Scientific Method
Paraphrased from the Chapter "The Fine Art of Baloney Detection" in the book by Carl Sagan The Demon-Haunted World, Science as a Candle in the Dark, 1996
These are some of the tools used by the scientist to help find the truth:
- Independent confirmation - can others repeat the experiment in their own lab?
- Debate your ideas with others knowledgeable in this area. Different points of view can strengthen your ideas
- Beware of arguments from authority. They can be wrong. Look carefully at their reasoning, not who they are
- Consider more than one hypothesis. This will exponentially expand the number of experiments you can use to test your ideas
- Avoid attachment to one hypothesis
- Quantify your results — it will then be easier to compare results with other experiments and other researchers
- Every link in your chain of reasoning must hold, not just the final result.
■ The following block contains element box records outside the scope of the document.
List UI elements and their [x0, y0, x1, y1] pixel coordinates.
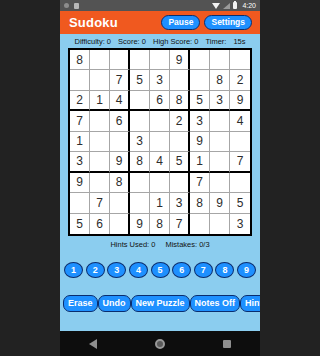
sudoku-cell-r6c8[interactable] — [210, 152, 230, 172]
sudoku-cell-r2c4[interactable]: 5 — [130, 70, 150, 90]
new-puzzle-button[interactable]: New Puzzle — [131, 295, 190, 312]
app-title: Sudoku — [69, 15, 118, 30]
stats-bar: Difficulty: 0 Score: 0 High Score: 0 Tim… — [60, 34, 260, 46]
sudoku-cell-r9c3[interactable] — [110, 214, 130, 234]
sudoku-cell-r9c4[interactable]: 9 — [130, 214, 150, 234]
sudoku-cell-r1c3[interactable] — [110, 50, 130, 70]
back-icon[interactable] — [89, 339, 97, 349]
numpad-button-2[interactable]: 2 — [86, 262, 105, 278]
sudoku-cell-r3c3[interactable]: 4 — [110, 91, 130, 111]
sudoku-cell-r9c6[interactable]: 7 — [170, 214, 190, 234]
sudoku-cell-r1c8[interactable] — [210, 50, 230, 70]
stat-score: Score: 0 — [118, 37, 146, 46]
sudoku-cell-r3c6[interactable]: 8 — [170, 91, 190, 111]
sudoku-board: 8975382214685397623413939845179877138955… — [68, 48, 252, 236]
sudoku-cell-r5c8[interactable] — [210, 132, 230, 152]
status-time: 4:20 — [242, 0, 256, 11]
numpad-button-5[interactable]: 5 — [151, 262, 170, 278]
notification-dot-icon — [64, 3, 69, 8]
sudoku-cell-r6c7[interactable]: 1 — [190, 152, 210, 172]
sudoku-cell-r6c4[interactable]: 8 — [130, 152, 150, 172]
sudoku-cell-r5c2[interactable] — [90, 132, 110, 152]
sudoku-cell-r4c6[interactable]: 2 — [170, 111, 190, 131]
sudoku-cell-r7c6[interactable] — [170, 173, 190, 193]
sudoku-cell-r5c4[interactable]: 3 — [130, 132, 150, 152]
numpad-button-8[interactable]: 8 — [215, 262, 234, 278]
sudoku-cell-r9c5[interactable]: 8 — [150, 214, 170, 234]
erase-button[interactable]: Erase — [63, 295, 98, 312]
sudoku-cell-r3c5[interactable]: 6 — [150, 91, 170, 111]
sudoku-cell-r8c4[interactable] — [130, 193, 150, 213]
nav-bar — [60, 331, 260, 356]
sudoku-cell-r3c9[interactable]: 9 — [230, 91, 250, 111]
sudoku-cell-r8c6[interactable]: 3 — [170, 193, 190, 213]
sudoku-cell-r6c6[interactable]: 5 — [170, 152, 190, 172]
sudoku-cell-r7c7[interactable]: 7 — [190, 173, 210, 193]
sudoku-cell-r6c2[interactable] — [90, 152, 110, 172]
sudoku-cell-r6c5[interactable]: 4 — [150, 152, 170, 172]
sudoku-cell-r5c9[interactable] — [230, 132, 250, 152]
sudoku-cell-r5c6[interactable] — [170, 132, 190, 152]
sudoku-cell-r8c9[interactable]: 5 — [230, 193, 250, 213]
sudoku-cell-r2c8[interactable]: 8 — [210, 70, 230, 90]
numpad-button-9[interactable]: 9 — [237, 262, 256, 278]
sudoku-cell-r1c5[interactable] — [150, 50, 170, 70]
sudoku-cell-r6c1[interactable]: 3 — [70, 152, 90, 172]
sudoku-cell-r2c7[interactable] — [190, 70, 210, 90]
sudoku-cell-r7c9[interactable] — [230, 173, 250, 193]
sudoku-cell-r4c9[interactable]: 4 — [230, 111, 250, 131]
sudoku-cell-r7c1[interactable]: 9 — [70, 173, 90, 193]
sudoku-cell-r8c2[interactable]: 7 — [90, 193, 110, 213]
sudoku-cell-r8c8[interactable]: 9 — [210, 193, 230, 213]
sudoku-cell-r3c1[interactable]: 2 — [70, 91, 90, 111]
sudoku-cell-r9c2[interactable]: 6 — [90, 214, 110, 234]
status-bar: 4:20 — [60, 0, 260, 11]
numpad-button-6[interactable]: 6 — [172, 262, 191, 278]
sudoku-cell-r4c3[interactable]: 6 — [110, 111, 130, 131]
sudoku-cell-r4c1[interactable]: 7 — [70, 111, 90, 131]
sudoku-cell-r7c4[interactable] — [130, 173, 150, 193]
sudoku-cell-r1c9[interactable] — [230, 50, 250, 70]
sudoku-cell-r3c7[interactable]: 5 — [190, 91, 210, 111]
sudoku-cell-r3c8[interactable]: 3 — [210, 91, 230, 111]
sudoku-cell-r1c4[interactable] — [130, 50, 150, 70]
wifi-icon — [212, 3, 220, 9]
sudoku-cell-r2c5[interactable]: 3 — [150, 70, 170, 90]
sudoku-app: 4:20 Sudoku Pause Settings Difficulty: 0… — [60, 0, 260, 356]
sudoku-cell-r8c7[interactable]: 8 — [190, 193, 210, 213]
undo-button[interactable]: Undo — [98, 295, 131, 312]
sudoku-cell-r7c3[interactable]: 8 — [110, 173, 130, 193]
sudoku-cell-r8c3[interactable] — [110, 193, 130, 213]
sudoku-cell-r2c2[interactable] — [90, 70, 110, 90]
hints-used-text: Hints Used: 0 — [110, 240, 155, 249]
notification-file-icon — [74, 3, 79, 9]
sudoku-cell-r9c9[interactable]: 3 — [230, 214, 250, 234]
sudoku-cell-r3c2[interactable]: 1 — [90, 91, 110, 111]
sudoku-cell-r1c7[interactable] — [190, 50, 210, 70]
sudoku-cell-r7c2[interactable] — [90, 173, 110, 193]
sudoku-cell-r4c5[interactable] — [150, 111, 170, 131]
cell-signal-icon — [223, 3, 230, 9]
sudoku-cell-r2c9[interactable]: 2 — [230, 70, 250, 90]
settings-button[interactable]: Settings — [204, 15, 252, 30]
mistakes-text: Mistakes: 0/3 — [165, 240, 209, 249]
app-header: Sudoku Pause Settings — [60, 11, 260, 34]
home-icon[interactable] — [155, 339, 165, 349]
stat-timer-value: 15s — [233, 37, 245, 46]
sudoku-cell-r2c6[interactable] — [170, 70, 190, 90]
sudoku-cell-r1c6[interactable]: 9 — [170, 50, 190, 70]
stat-timer-label: Timer: — [205, 37, 226, 46]
sudoku-cell-r4c8[interactable] — [210, 111, 230, 131]
pause-button[interactable]: Pause — [161, 15, 200, 30]
sudoku-cell-r5c5[interactable] — [150, 132, 170, 152]
action-bar: EraseUndoNew PuzzleNotes OffHint — [60, 295, 260, 312]
sudoku-cell-r5c3[interactable] — [110, 132, 130, 152]
sudoku-cell-r2c1[interactable] — [70, 70, 90, 90]
numpad-button-4[interactable]: 4 — [129, 262, 148, 278]
sudoku-cell-r4c7[interactable]: 3 — [190, 111, 210, 131]
sudoku-cell-r9c7[interactable] — [190, 214, 210, 234]
sudoku-cell-r4c2[interactable] — [90, 111, 110, 131]
sudoku-cell-r2c3[interactable]: 7 — [110, 70, 130, 90]
numpad-button-3[interactable]: 3 — [107, 262, 126, 278]
numpad: 123456789 — [60, 262, 260, 278]
sudoku-cell-r5c1[interactable]: 1 — [70, 132, 90, 152]
stat-difficulty: Difficulty: 0 — [74, 37, 111, 46]
sudoku-cell-r3c4[interactable] — [130, 91, 150, 111]
sudoku-cell-r7c5[interactable] — [150, 173, 170, 193]
sudoku-cell-r7c8[interactable] — [210, 173, 230, 193]
sudoku-cell-r5c7[interactable]: 9 — [190, 132, 210, 152]
sudoku-cell-r8c1[interactable] — [70, 193, 90, 213]
sudoku-cell-r4c4[interactable] — [130, 111, 150, 131]
sudoku-cell-r9c8[interactable] — [210, 214, 230, 234]
sudoku-cell-r1c1[interactable]: 8 — [70, 50, 90, 70]
notes-off-button[interactable]: Notes Off — [190, 295, 241, 312]
battery-icon — [233, 2, 237, 9]
sudoku-cell-r6c3[interactable]: 9 — [110, 152, 130, 172]
sudoku-cell-r9c1[interactable]: 5 — [70, 214, 90, 234]
stat-high-score: High Score: 0 — [153, 37, 198, 46]
numpad-button-1[interactable]: 1 — [64, 262, 83, 278]
hints-bar: Hints Used: 0 Mistakes: 0/3 — [60, 240, 260, 249]
numpad-button-7[interactable]: 7 — [194, 262, 213, 278]
sudoku-cell-r1c2[interactable] — [90, 50, 110, 70]
sudoku-cell-r6c9[interactable]: 7 — [230, 152, 250, 172]
hint-button[interactable]: Hint — [240, 295, 260, 312]
recents-icon[interactable] — [223, 340, 231, 348]
sudoku-cell-r8c5[interactable]: 1 — [150, 193, 170, 213]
Look for weak links to better test your ideas
- Is your hypothesis testable? The support of a hypothesis comes from the test of many trials
Be careful of arguments:
- that attack the arguer and not the reasoning behind the work/ideas
- that depend on who said it rather than the reasoning
- that you accept because it is easier than "fighting" the system
- that are not logically explained and understandable
- that are not supported by data
- that select only the observations that fit the hypothesis
- that depend on small numbers of samples or trials. Repeatability is essential
- that depend on misuse of or manipulation of statistics (Also know as "gee wiz graphics")
- that are inconsistent. Using the same argument to support two viewpoints
- that fail to recognize other possibilities
- that correlate with no supporting evidence of causation
- that exclude the middle possibilities (extremes in values, time, consequences)
- that depend on suppressed evidence or half-truths
- that use "weasel words" to avoid telling it like it is (really a way of lying!)